To help you find your answer, she recommends asking yourself the following questions:

  • Is the amount of media that I'm consuming about this topic empowering me? Or disempowering me?
  • How much information do I personally need to have to keep myself empowered?
  • Is my media consumption distracting me from my loved ones?

Step 3: Make a social just plan that aligns with your values and resources

According to Moroney, there are two major human resources we can offer in times of tragedy. "We only have so much time and so much money—those are our resources. I want to see people feeling confident and reassured that they are living within their own values as they use these resources," she says.

For example: Perhaps you've already allocated all of your charitable funds this year and you won't be able to contribute anything to Ukraine in that way, but your dollars are still making a difference and you feel aligned with that. Or maybe you have no supplementary income to donate, period, but you do feel that you could donate time to humanitarian assistance efforts. "We want to feel that we have purpose, that's really important. So if someone's feeling really helpless, we're going to find one thing that they can really commit to—whatever that is," says Moroney.
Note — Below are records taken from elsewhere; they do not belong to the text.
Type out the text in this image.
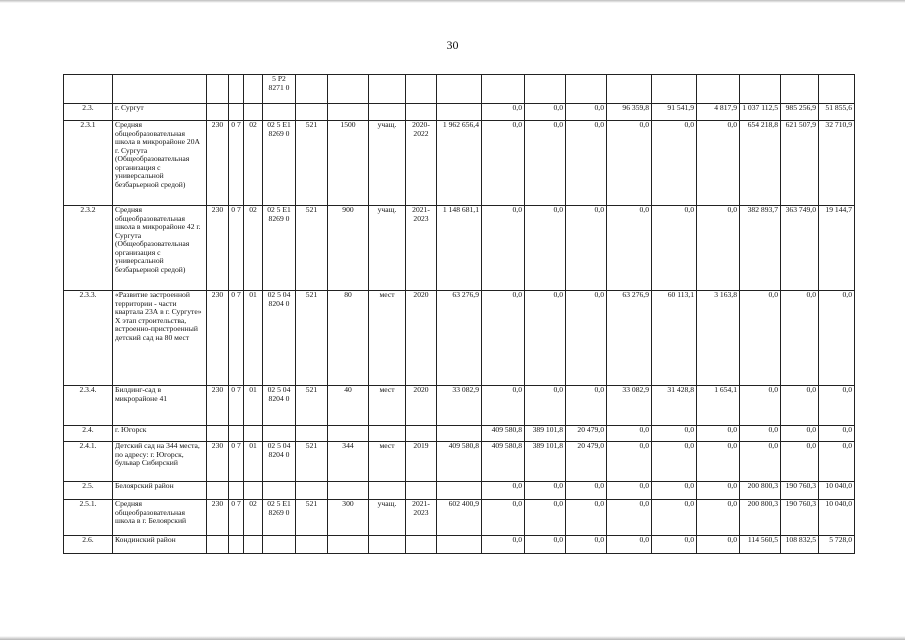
30
					5 P2 8271 0														
2.3.	г. Сургут										0,0	0,0	0,0	96 359,8	91 541,9	4 817,9	1 037 112,5	985 256,9	51 855,6
2.3.1	Средняя общеобразовательная школа в микрорайоне 20А г. Сургута (Общеобразовательная организация с универсальной безбарьерной средой)	230	0 7	02	02 5 E1 8269 0	521	1500	учащ.	2020-2022	1 962 656,4	0,0	0,0	0,0	0,0	0,0	0,0	654 218,8	621 507,9	32 710,9
2.3.2	Средняя общеобразовательная школа в микрорайоне 42 г. Сургута (Общеобразовательная организация с универсальной безбарьерной средой)	230	0 7	02	02 5 E1 8269 0	521	900	учащ.	2021-2023	1 148 681,1	0,0	0,0	0,0	0,0	0,0	0,0	382 893,7	363 749,0	19 144,7
2.3.3.	«Развитие застроенной территории - части квартала 23А в г. Сургуте» X этап строительства, встроенно-пристроенный детский сад на 80 мест	230	0 7	01	02 5 04 8204 0	521	80	мест	2020	63 276,9	0,0	0,0	0,0	63 276,9	60 113,1	3 163,8	0,0	0,0	0,0
2.3.4.	Билдинг-сад в микрорайоне 41	230	0 7	01	02 5 04 8204 0	521	40	мест	2020	33 082,9	0,0	0,0	0,0	33 082,9	31 428,8	1 654,1	0,0	0,0	0,0
2.4.	г. Югорск										409 580,8	389 101,8	20 479,0	0,0	0,0	0,0	0,0	0,0	0,0
2.4.1.	Детский сад на 344 места, по адресу: г. Югорск, бульвар Сибирский	230	0 7	01	02 5 04 8204 0	521	344	мест	2019	409 580,8	409 580,8	389 101,8	20 479,0	0,0	0,0	0,0	0,0	0,0	0,0
2.5.	Белоярский район										0,0	0,0	0,0	0,0	0,0	0,0	200 800,3	190 760,3	10 040,0
2.5.1.	Средняя общеобразовательная школа в г. Белоярский	230	0 7	02	02 5 E1 8269 0	521	300	учащ.	2021-2023	602 400,9	0,0	0,0	0,0	0,0	0,0	0,0	200 800,3	190 760,3	10 040,0
2.6.	Кондинский район										0,0	0,0	0,0	0,0	0,0	0,0	114 560,5	108 832,5	5 728,0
There's no right answer; there's just whatever's right for you.

Step 4: Feel empowered to set social boundaries when news comes up in everyday conversation

We've all been part of those circular conversations that end with both people just saying something like, "Yeah, I don't even know what to say except that it's terrible." While these interactions are completely normal, it's okay for you to opt out of them. Moroney recommends gently saying something like, "I've decided not to discuss this topic at length for my own mental well-being, but I'm doing xyz to help in Ukraine." That way, you're gently modeling how to handle crises like these and creating boundaries at the same time.

Step 5: Prioritize your own self care, including seeking help from a mental health professional

As Daniels pointed out earlier, both stress responses come at the cost of our own well-being. So as you create a strategy for tackling the current media landscape, make sure to incorporate your own self care practices. That could be something like turning your phone off at a certain time, moving your body, or practicing mindfulness. "Mindfulness can be a great tool to help people grapple with the overwhelming amounts of emotions and uncertainty they may be facing," says Daniels. "Meditation allows you to make space for yourself when you’re feeling those emotions. It can help you stop 'time traveling'‚or anxiously anticipating the future, since mindfulness calls us into the present moment." 

It also bears repeating that if you find yourself unable to cope with everything going on right now—even with your boundaries in place—seeking professional help is the best form of self care there is.